From the hill down to town for the King’s Canterbury production of ‘West Side Story’ – superb!  A truly inspiring evening in the Marlowe Theatre – a stage full of young men and women dancing and singing their way through that fabulous score, and a school orchestra sounding completely professional.  I have been humming ever since, and wondering how A level classes went for the last couple of days of the week with this young cast performing 5 times between Wednesday and Saturday night.  But what an experience to remember for the rest of their lives.  Here at BSA, we would say such opportuinities are a major attraction of the boarding life.  Peter Roberts, Headmaster, positively glowed wirth pride at all that these young people had been able to accomplish.

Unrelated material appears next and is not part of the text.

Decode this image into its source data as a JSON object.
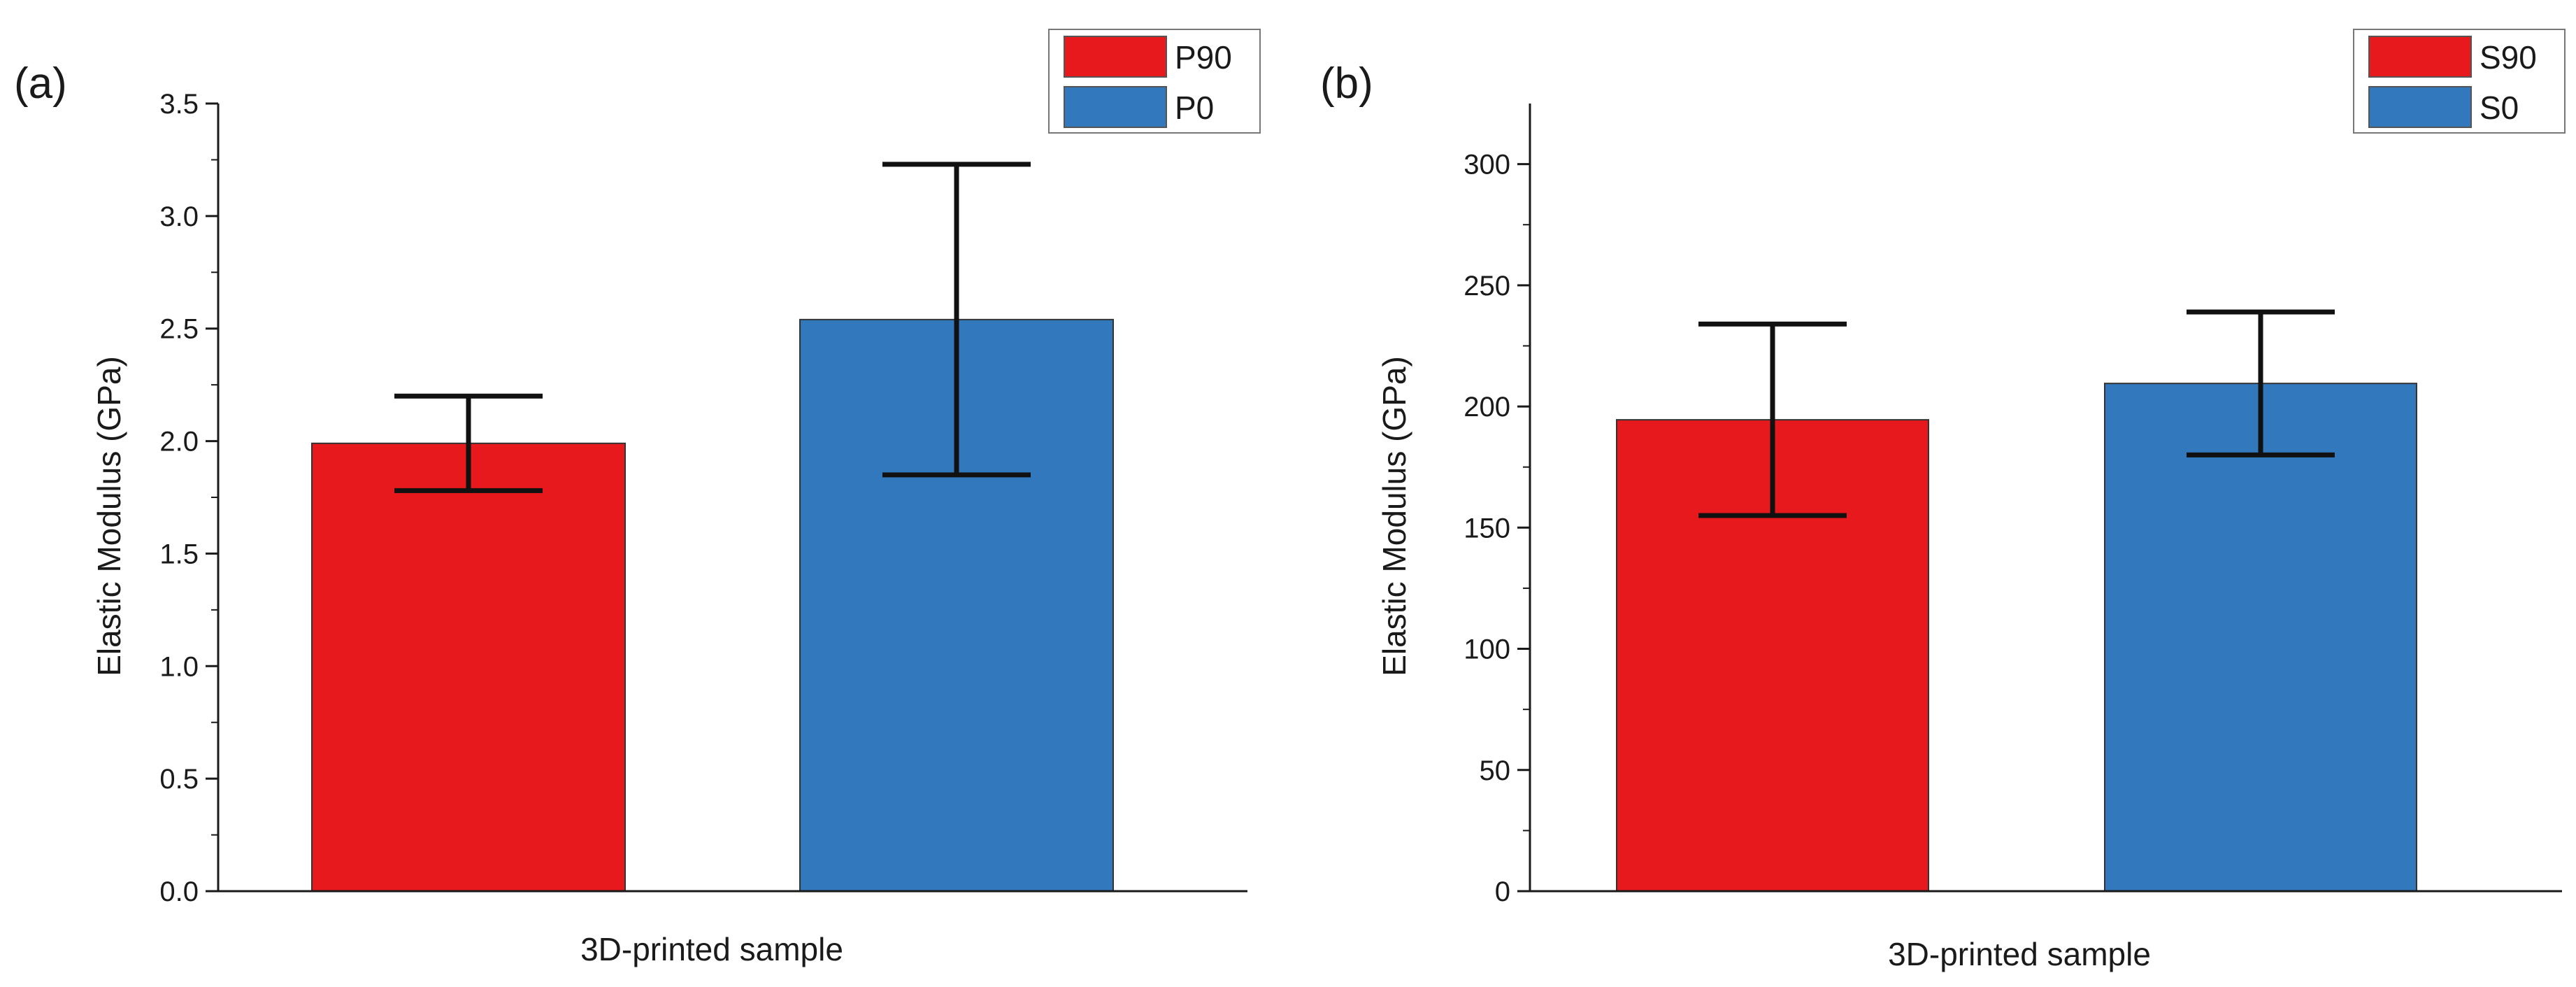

Today – to the Annual Conference of The Society of Heads, held near Croydon – another revisiting of old haunts, since I started my career lecturing at Croydon Tech.  I will be joining a panel to discuss the new inspection regime and to hear from the audience how it is going on the floor (in both senses of the words). We live in interesting times – new NMS, new inspection regime.  Readers expecting an inspection of baording in the near future would do well to consult the ISI website and download the inspection documentation which gives you an idea of what inspectors are looking for.  Also, remember that the national agenda for safeguarding children has moved a long way in the last ten years, whoever does the inspecting – boarding provision has to be spot on with the welfare of children right at its heart.

And with that, if you have been, thank you for reading, and happy week!